Strong centres: DWIH New Delhi
German Houses of Research and Innovation promote the internationalisation of science and research around the world.
Partnerships with German research institutions are also supported by the German House for Research and Innovation in New Delhi, which is based in Chanakyapuri, the world’s second largest diplomatic quarter. But why are its offices there and not in the business metropolis Mumbai or the research city Bangalore? “This is where we can find the research policy decision-makers that are important for our work,” says DWIH Director Alexander P. Hansen, “as well as outstanding research establishments like the Indian Institute of Technology Delhi.” In 2013 and 2014 the DWIH presented the enormous breadth of Germany as a centre for business and research in different Indian cities with the Excellence on Tour project and a 250 square metre pavilion provided by the Federal Ministry of Education and Research. It travelled from Hyderabad in the south to Ahmedabad in the west to Kolkata in the east. “We succeeded in interesting over 33,000 visitors in Germany’s economy and its research and science organisations with over 150 individual events at these three locations,” says a pleased Director Hansen.
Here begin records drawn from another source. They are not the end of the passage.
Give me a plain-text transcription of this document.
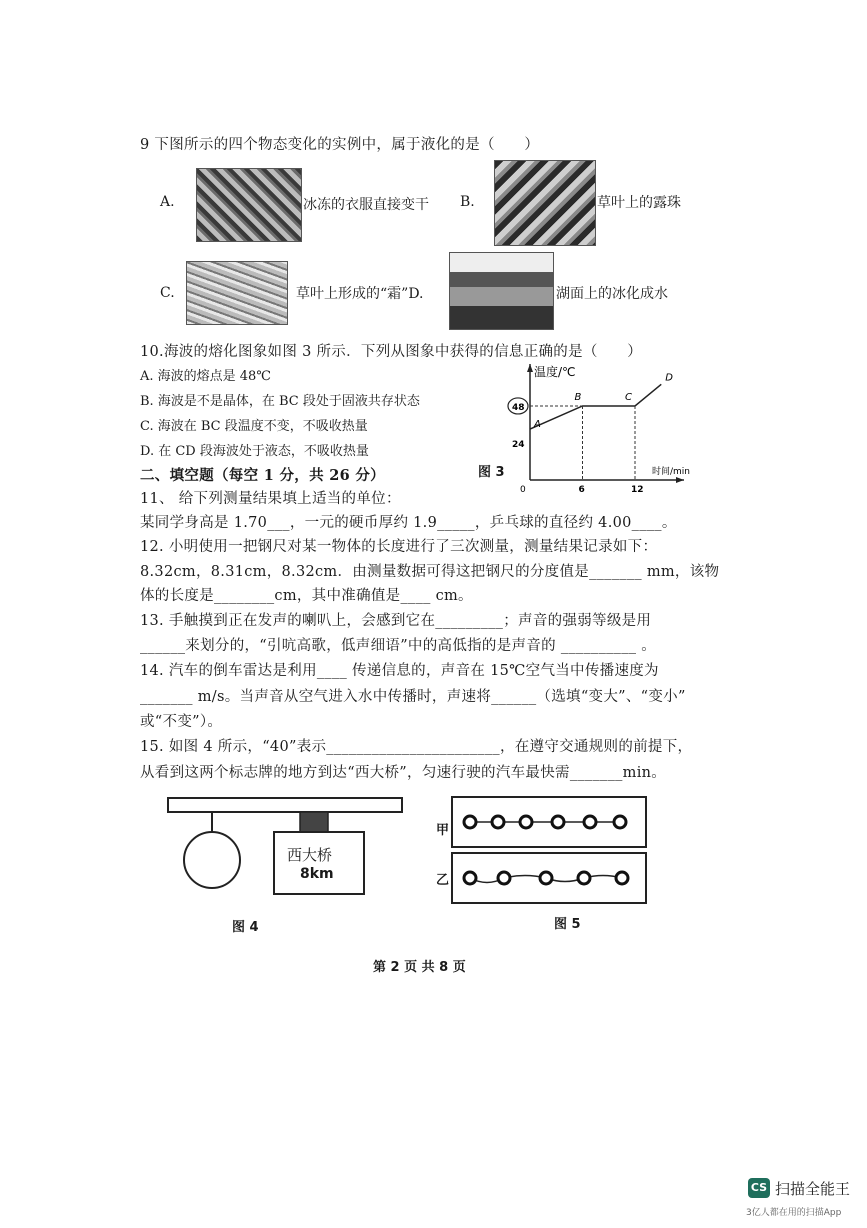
9 下图所示的四个物态变化的实例中，属于液化的是（　　）
A.	冰冻的衣服直接变干 B.	草叶上的露珠
C.	草叶上形成的“霜”D.	湖面上的冰化成水
10.海波的熔化图象如图 3 所示．下列从图象中获得的信息正确的是（　　）
A. 海波的熔点是 48℃
B. 海波是不是晶体，在 BC 段处于固液共存状态
C. 海波在 BC 段温度不变，不吸收热量
D. 在 CD 段海波处于液态，不吸收热量
二、填空题（每空 1 分，共 26 分）
温度/℃
时间/min
0
24
48
6	12
A
B	C
D
图 3
11、 给下列测量结果填上适当的单位：
某同学身高是 1.70___，一元的硬币厚约 1.9_____，乒乓球的直径约 4.00____。
12. 小明使用一把钢尺对某一物体的长度进行了三次测量，测量结果记录如下：
8.32cm，8.31cm，8.32cm．由测量数据可得这把钢尺的分度值是_______ mm，该物
体的长度是________cm，其中准确值是____ cm。
13. 手触摸到正在发声的喇叭上，会感到它在_________；声音的强弱等级是用
______来划分的，“引吭高歌，低声细语”中的高低指的是声音的 __________ 。
14. 汽车的倒车雷达是利用____ 传递信息的，声音在 15℃空气当中传播速度为
_______ m/s。当声音从空气进入水中传播时，声速将______（选填“变大”、“变小”
或“不变”）。
15. 如图 4 所示，“40”表示_______________________，在遵守交通规则的前提下，
从看到这两个标志牌的地方到达“西大桥”，匀速行驶的汽车最快需_______min。
西大桥
8km
图 4
甲
乙
图 5
第 2 页 共 8 页
CS 扫描全能王
3亿人都在用的扫描App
Hansen and his staff note the excellent reputation German universities have in India in the fields of engineering and technology. The DWIH presents German research strengths from different perspectives: consortium leader in New Delhi is the German Research Foundation (DFG), which, for example, funds an international research training group on infection research in Hyderabad. “You sometimes have to promote basic research more vigorously in an emerging industrial nation, although it frequently also gives rise to concrete product lines,” explains Hansen. The Fraunhofer-Gesellschaft, one of a total of 15 DWIH consortium partners, is outstanding when it comes to applied research. Ultimately, however, it is diversity that counts: like all the centres, the DWIH in New Delhi extensively promotes the enormous potential that German research and innovation offer for international partnerships.